Présentation
Lesquielles-Saint-Germain est un village de l’ancienne Thiérache, attesté dès 1133, dont le nom évoque les joncs et roseaux qui bordaient autrefois ses cours d’eau. Village gardien des reliques de sainte Grimonie — recueillies lors d’un incendie de La Capelle au Moyen Âge — il conserve des fonts baptismaux du XIe siècle classés Monument historique. Sa gare, active de 1875 à 1950, avait la particularité d’accueillir deux lignes à deux écartements de voie différents.
Étymologie
Selon Marie-Thérèse Morlet, Lesquielles dérive d’un Liskaria — formé sur le nom commun germanique liska : jonc, laîche (plante de la famille des cypéracées). Phonétiquement, Liskaria aurait dû donner Lesquières ; le toponyme a été contaminé par scala (échelle), d’où la graphie actuelle. Saint-Germain est un hagiotoponyme — probablement une référence à Germain le Scot. Homonymes : La Lechère (Isère, Ain), Leschères (Haute-Marne).
Histoire
Gardien des reliques de sainte Grimonie
Lors d’une guerre médiévale, le village de La Capelle fut livré aux flammes.
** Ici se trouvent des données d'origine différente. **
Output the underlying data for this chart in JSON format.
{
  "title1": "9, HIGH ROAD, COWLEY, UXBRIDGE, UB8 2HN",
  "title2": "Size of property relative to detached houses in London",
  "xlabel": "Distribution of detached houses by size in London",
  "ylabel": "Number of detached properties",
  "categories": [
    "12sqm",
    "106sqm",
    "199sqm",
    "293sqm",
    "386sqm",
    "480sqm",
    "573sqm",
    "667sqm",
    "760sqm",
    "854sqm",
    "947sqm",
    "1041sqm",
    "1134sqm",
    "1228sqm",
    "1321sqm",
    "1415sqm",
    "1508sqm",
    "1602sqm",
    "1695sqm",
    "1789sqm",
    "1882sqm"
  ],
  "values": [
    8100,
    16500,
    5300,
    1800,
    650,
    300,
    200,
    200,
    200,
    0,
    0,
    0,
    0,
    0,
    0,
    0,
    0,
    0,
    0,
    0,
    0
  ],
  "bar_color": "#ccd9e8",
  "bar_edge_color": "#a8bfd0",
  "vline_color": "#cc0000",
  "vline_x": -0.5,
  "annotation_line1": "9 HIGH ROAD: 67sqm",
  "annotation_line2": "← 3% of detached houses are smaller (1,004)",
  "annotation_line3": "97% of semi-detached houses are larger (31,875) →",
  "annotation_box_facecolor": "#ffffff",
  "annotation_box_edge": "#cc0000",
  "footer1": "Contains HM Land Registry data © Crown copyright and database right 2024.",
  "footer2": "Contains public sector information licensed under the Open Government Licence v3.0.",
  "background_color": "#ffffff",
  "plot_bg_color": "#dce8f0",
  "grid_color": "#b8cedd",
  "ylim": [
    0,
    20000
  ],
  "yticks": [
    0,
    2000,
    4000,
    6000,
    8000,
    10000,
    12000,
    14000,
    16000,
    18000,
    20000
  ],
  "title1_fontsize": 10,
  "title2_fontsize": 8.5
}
Des habitants sauvèrent les reliques de sainte Grimonie et les confièrent à Lesquielles, qui conservait déjà les reliques de sainte Preuve de Laon — la compagne écossaise de Grimonie selon la tradition. Le village devint ainsi gardien d’un double trésor hagiographique.
La gare aux deux voies (1875–1950)
De 1875 à 1950, Lesquielles-Saint-Germain possédait une gare dans le bas du village (aujourd’hui rue de la Gare, transformée en habitation) avec la particularité d’accueillir deux lignes à deux écartements différents : la ligne à voie métrique (1 m) de Bohain à Guise, et la ligne à voie normale (1,435 m) de Laon au Cateau. Ces deux voies se côtoyaient jusqu’à Guise.
Patrimoine
Église Saint-Germain — fonts baptismaux du XIe siècle
L’ancienne église Saint-Germain, aujourd’hui désaffectée, conserve des fonts baptismaux du XIe siècle en marbre noir, classés Monument historique en 1907. Ces fonts sont parmi les plus anciens du département.
Église Saint-Jean-Baptiste
L’église Saint-Jean-Baptiste, construite au XXe siècle dans le hameau principal, est aujourd’hui l’église paroissiale active. La dualité des deux paroisses reflète l’histoire de deux communautés progressivement réunies.